Проект, по моему мнению, очень важный, мы к нему шли, консультируясь с очень большим количеством экспертов, специалистов, чтобы он комплементарно дополнял все эти активности, которые в Украине уже происходят в направлении поддержки детей. Для этого мы начали консультироваться со Сьюзан Сонг, доктором психиатрии в Гарвардском университете и возглавляющей Бостонскую детскую больницу Гарвардского университета, еще в начале полномасштабного вторжения. Мы понимали из мирового научного опыта, что дети будут иметь пролонгированные последствия, потому что тело украинских детей ничем не отличается от тела любых других детей по всему миру. Понимая, что такие категории детей, которые, например, после бомбежек или пыток пережили ампутацию конечности — это тоже будет сопровождать определенные психологические потребности. То есть пролонгированные последствия войны для детей являются весомой причиной, почему этот проект происходит. 

Сделав за год предварительную "домашнюю работу", мы поняли, какие есть пробелы в этой теме и что нам необходимо делать, чтобы заполнить эти пробелы. Было определено, что первым основным проблемным вопросом является отсутствие помощи как можно раньше после пережитого опыта оккупации. Подразумевается, как только освобождается территория, дети и их опекуны должны иметь доступ к психосоциальной поддержке, независимо от того, кто бы им эту поддержку не обеспечил на деоккупированных территориях. В первую очередь эту поддержку могут оказывать  военные, принадлежащие к гражданско-военному сотрудничеству. Они для нас были определены как первичное звено, с кем обязательно нужно работать, поскольку они первыми заходят на деоккупированные территории и уже начинают помогать, оказывают гуманитарную помощь, питание. Они должны знать основы роста детей, чтобы понимать, что вот, например, этой семье, где есть маленький ребенок, надо хорошее питание, гигиена, вода. И помощь будет более приоритетной для этой семьи, поскольку она находится в зоне более высокого риска, в отношении психологических проблем. Таким образом, мы гражданско-военное сотрудничество для себя приоритизировали. Также все сервисы, которые потом работают на этой территории, то есть это спасатели ГСЧС, поскольку прилеты происходят, а каждый прилет — это дополнительный травматический источник. Поэтому мы понимаем, что должны быть там представители ГСЧС. Также полиция, потому что реагирование на такие случаи предполагает привлечение полиции, к тому же они первые, кто с контактирует с детьми, которые остались без присмотра. Поэтому мы понимаем, что тогда и полиция, ГСЧС тоже должны хорошо знать психосоциальные потребности детей. И мы для себя приоритизировали, что все эти аудитории, государственные, плюс мобильные бригады, которые являются не правительственными, преимущественно, наша задача — научить идентифицировать потребности детей. Если они будут уметь понимать эти потребности — это снизит психологическую нагрузку.   
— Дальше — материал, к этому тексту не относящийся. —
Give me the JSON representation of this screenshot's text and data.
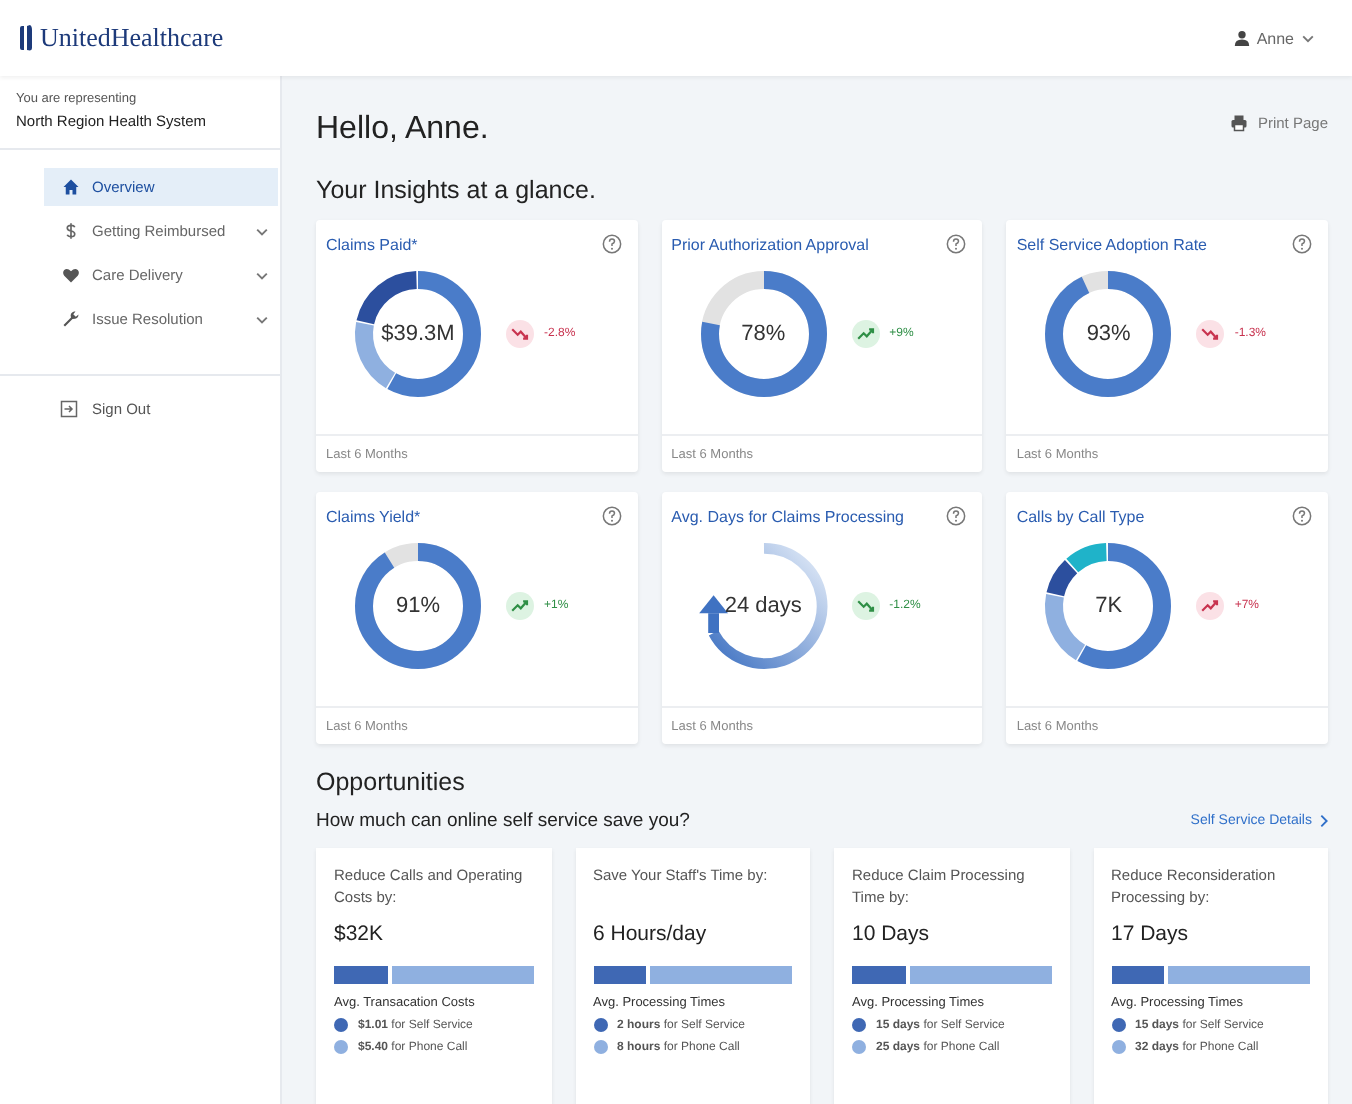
{
  "header": {
    "logo": "UnitedHealthcare",
    "user": "Anne"
  },
  "sidebar": {
    "representing_label": "You are representing",
    "organization": "North Region Health System",
    "items": [
      {
        "label": "Overview",
        "kind": "home",
        "selected": true,
        "expandable": false
      },
      {
        "label": "Getting Reimbursed",
        "kind": "dollar",
        "selected": false,
        "expandable": true
      },
      {
        "label": "Care Delivery",
        "kind": "heart",
        "selected": false,
        "expandable": true
      },
      {
        "label": "Issue Resolution",
        "kind": "wrench",
        "selected": false,
        "expandable": true
      }
    ],
    "sign_out": "Sign Out"
  },
  "greeting": "Hello, Anne.",
  "print": "Print Page",
  "insights_title": "Your Insights at a glance.",
  "insights": [
    {
      "title": "Claims Paid*",
      "kind": "split3",
      "value": "$39.3M",
      "rising": false,
      "good": false,
      "change": "-2.8%",
      "footer": "Last 6 Months"
    },
    {
      "title": "Prior Authorization Approval",
      "kind": "ring",
      "level": 0.78,
      "value": "78%",
      "rising": true,
      "good": true,
      "change": "+9%",
      "footer": "Last 6 Months"
    },
    {
      "title": "Self Service Adoption Rate",
      "kind": "ring",
      "level": 0.93,
      "value": "93%",
      "rising": false,
      "good": false,
      "change": "-1.3%",
      "footer": "Last 6 Months"
    },
    {
      "title": "Claims Yield*",
      "kind": "ring",
      "level": 0.91,
      "value": "91%",
      "rising": true,
      "good": true,
      "change": "+1%",
      "footer": "Last 6 Months"
    },
    {
      "title": "Avg. Days for Claims Processing",
      "kind": "cycle",
      "value": "24 days",
      "rising": false,
      "good": true,
      "change": "-1.2%",
      "footer": "Last 6 Months"
    },
    {
      "title": "Calls by Call Type",
      "kind": "split4",
      "value": "7K",
      "rising": true,
      "good": false,
      "change": "+7%",
      "footer": "Last 6 Months"
    }
  ],
  "opportunities": {
    "title": "Opportunities",
    "question": "How much can online self service save you?",
    "details_link": "Self Service Details",
    "cards": [
      {
        "title": "Reduce Calls and Operating Costs by:",
        "value": "$32K",
        "level": 0.27,
        "caption": "Avg. Transacation Costs",
        "legend": [
          "**$1.01** for Self Service",
          "**$5.40** for Phone Call"
        ]
      },
      {
        "title": "Save Your Staff's Time by:",
        "value": "6 Hours/day",
        "level": 0.27,
        "caption": "Avg. Processing Times",
        "legend": [
          "**2 hours** for Self Service",
          "**8 hours** for Phone Call"
        ]
      },
      {
        "title": "Reduce Claim Processing Time by:",
        "value": "10 Days",
        "level": 0.27,
        "caption": "Avg. Processing Times",
        "legend": [
          "**15 days** for Self Service",
          "**25 days** for Phone Call"
        ]
      },
      {
        "title": "Reduce Reconsideration Processing by:",
        "value": "17 Days",
        "level": 0.27,
        "caption": "Avg. Processing Times",
        "legend": [
          "**15 days** for Self Service",
          "**32 days** for Phone Call"
        ]
      }
    ]
  }
}
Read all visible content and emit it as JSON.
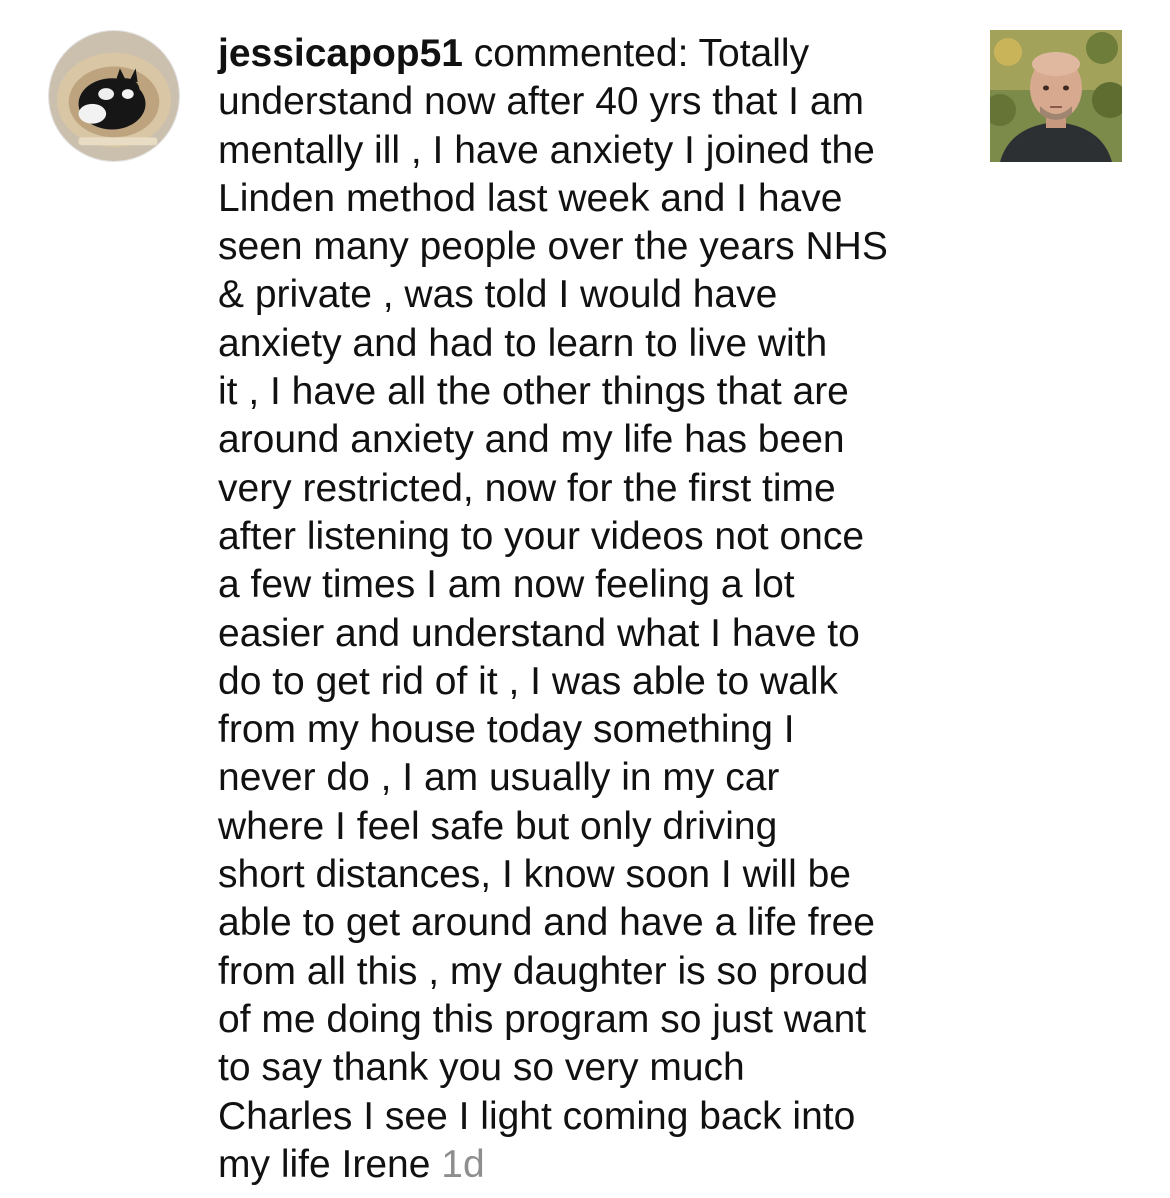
{
  "notification": {
    "username": "jessicapop51",
    "action_text": " commented: Totally",
    "comment_lines": [
      "understand now after 40 yrs that I am",
      "mentally ill , I have anxiety I joined the",
      "Linden method last week and I have",
      "seen many people over the years NHS",
      "& private , was told I would have",
      "anxiety and had to learn to live with",
      "it , I have all the other things that are",
      "around anxiety and my life has been",
      "very restricted, now for the first time",
      "after listening to your videos not once",
      "a few times I am now feeling a lot",
      "easier and understand what I have to",
      "do to get rid of it , I was able to walk",
      "from my house today something I",
      "never do , I am usually in my car",
      "where I feel safe but only driving",
      "short distances, I know soon I will be",
      "able to get around and have a life free",
      "from all this , my daughter is so proud",
      "of me doing this program so just want",
      "to say thank you so very much",
      "Charles I see I light coming back into"
    ],
    "last_line_text": "my life Irene ",
    "timestamp": "1d",
    "avatar_icon": "profile-photo-cat",
    "thumbnail_icon": "post-thumbnail-man-portrait"
  },
  "colors": {
    "text": "#111111",
    "timestamp": "#8e8e8e",
    "background": "#ffffff"
  }
}
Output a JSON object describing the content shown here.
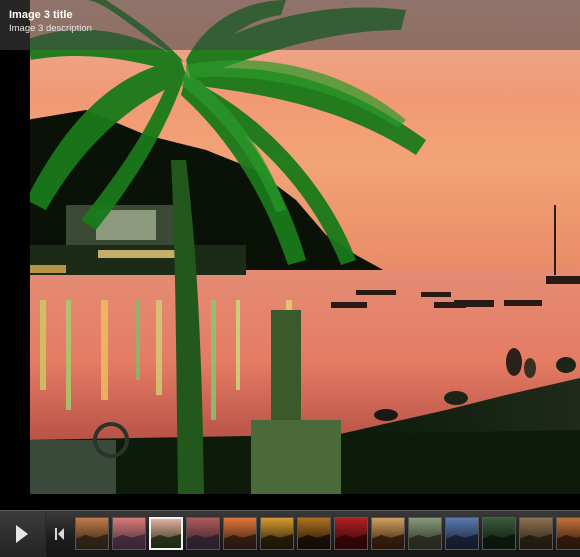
{
  "slide": {
    "title": "Image 3 title",
    "description": "Image 3 description"
  },
  "controls": {
    "play_icon": "play-icon",
    "prev_icon": "skip-previous-icon"
  },
  "thumbnails": {
    "count": 14,
    "active_index": 2,
    "themes": [
      [
        "#2a1e14",
        "#c07a48"
      ],
      [
        "#3a2638",
        "#d87c76"
      ],
      [
        "#1e2a14",
        "#e0b0a0"
      ],
      [
        "#2a1e2c",
        "#b05a5a"
      ],
      [
        "#281810",
        "#e0783c"
      ],
      [
        "#1a1408",
        "#d89a30"
      ],
      [
        "#120c04",
        "#b07020"
      ],
      [
        "#2a0606",
        "#b02020"
      ],
      [
        "#2a1808",
        "#d0a060"
      ],
      [
        "#24281c",
        "#8a9a7a"
      ],
      [
        "#141c2c",
        "#5a7ab0"
      ],
      [
        "#0a140a",
        "#3a5a3a"
      ],
      [
        "#1e1a12",
        "#907050"
      ],
      [
        "#2a160a",
        "#c0703a"
      ]
    ]
  }
}
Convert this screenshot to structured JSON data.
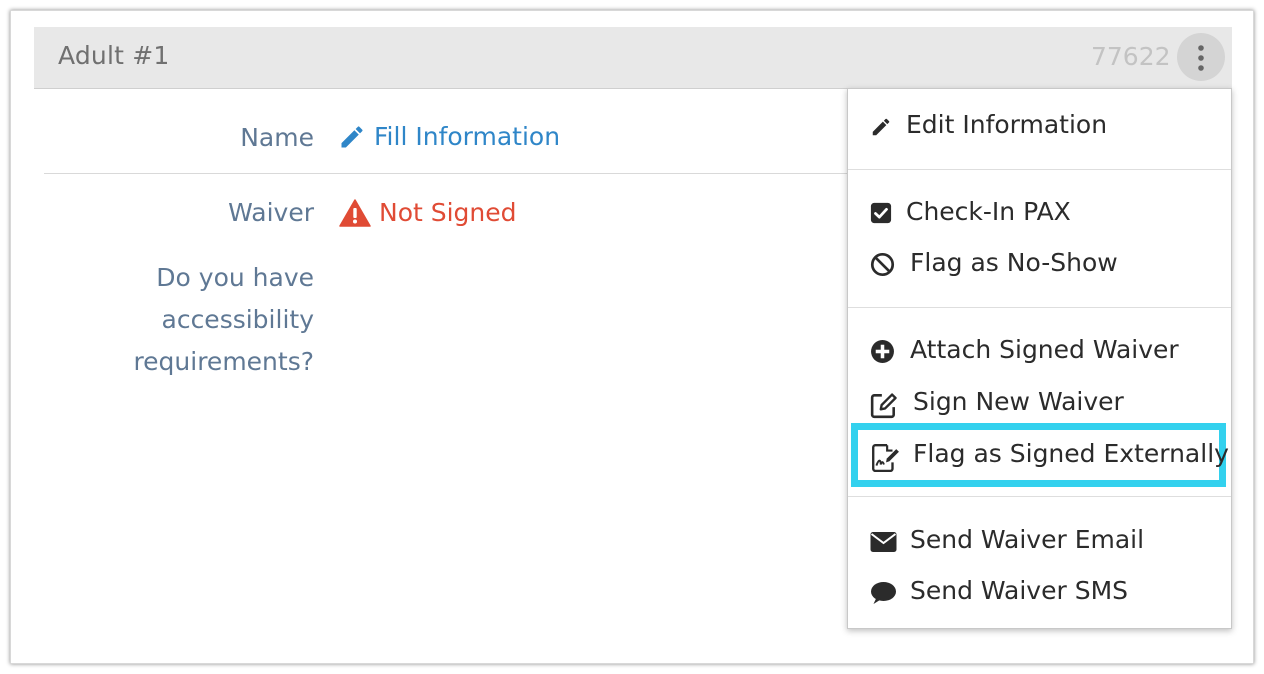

Сейчас мы пытаемся определить потребности детей на оккупированных территориях максимально точно: будет ли больше необходимо психологических сервисов, что именно стоит делать, как оказывать эту помощь, как технически это стоит организовать. К тому же мы уже переходим с пилотирования в такую более системную работу, когда мы уже будем развивать основы проведения групповой работы в том числе с теми, кто уже научился. То есть предоставим им возможность, помимо получения информации о том, как сопровождать психосоциальных детей, семьи, еще и будем давать им доступ к такой форме работы, которая называется тренинг для тренеров. Мы будем их доучивать, повышать их квалификацию, чтобы они уже могли сами обучать других и делать эту работу, как внутри собственных структур, так и для всеобщей публики. То есть это такой комплементарный проект, который в основе своей имеет глобальный курс по психическому здоровью, психосоциальной поддержке для детей в тяжелых жизненных обстоятельствах, все дети, пережившие оккупацию в тяжелых жизненных обстоятельствах.